Era importante que mantivesse o mote do Portugal Inteiro, já que há muitos concelhos fora dos grandes centros onde as pessoas se sentem abandonadas pelos partidos do centrão, e nem os autarcas servem como bastiões ideológicos – às vezes, são indistinguíveis, à nora por terem desafios de governação local mais complexos do que construir coisas e empregar famílias.
A pressa não será amiga desta reflexão do PS e os eleitores serão exigentes.
Exigentes serão também (ou ainda mais) com o PSD, que tem apenas uma missão nada difícil: fazer tudo bem. Até aqui, Montenegro, rodeado por minas, tentou comprometer-se com o mínimo possível para evitar prejuízos, e beneficiou de uma condição que o colocaria sempre mais perto da vitória: não é o PS. Isso já não vai ser suficiente daqui para a frente.
Agora, a governar medida a medida, o escrutínio será absoluto. Será um Governo de um partido com um pin social-democrata, muito provavelmente influenciado por um partido ultraliberal. O algodão não vai enganar: se apresentar resultados e trouxer confiança, os eleitores vão dar-lhe força para governar em melhores condições aritméticas. Se se prostrar perante o Chega, aprovando medidas com grande taxa de rejeição no país (e agora não é uma questão de discurso ou de sentimentos, serão objetivamente votos a favor e contra carimbados nos registos da AR), é engolido num instante.
Apesar das divergências ideológicas que se tenham, há um compromisso de Montenegro de evitar ruturas em que se deve acreditar.

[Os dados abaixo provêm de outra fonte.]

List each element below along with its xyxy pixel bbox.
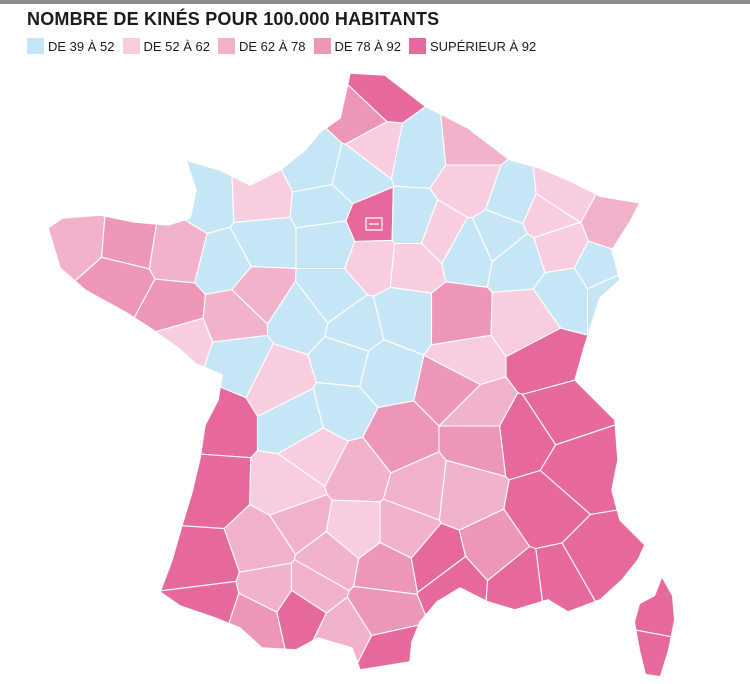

Resumindo: sejam meia dúzia de meses, um ano, dois ou três (quatro duvido), não será numa (não nesta) legislatura que se irá destruir o tecido económico e social do país — do ponto de vista de quem vota à esquerda. Pode perder-se tempo e retroceder nas respostas que precisavam de ser aceleradas (que, no meu entender, passariam muito mais por maior controlo do mercado de habitação do que por uma redução do IRC que não altera a vida das PME, para dar um exemplo), mas é também esse tempo de que o PS precisa para fazer o seu ato de contrição e os partidos à esquerda recuperarem a sua parte da rua.
Uma última nota: o facto de estarmos a sair de umas eleições em que o partido populista prometeu medidas simpáticas (aumentos de pensões, valorização das carreiras, mais apoios) em vez de propostas mais obviamente odiosas (cortar subsídios, “acabar com a mama”, “endireitar as contas”) é um dos melhores elogios que se pode fazer à política económica e financeira do PS. E pode matar a narrativa de que o PS entrega o país nas lonas para o PSD ter de recompor.
A mesma democracia que está ameaçada mostra-se ao mesmo tempo viva, com nuance, equilíbrio de forças, sem perpetuações no poder, recados do povo com participação em máximos e um Presidente da República que tem, finalmente, uma situação política tão rendilhada como costumam ser os seus raciocínios. Estamos vivos.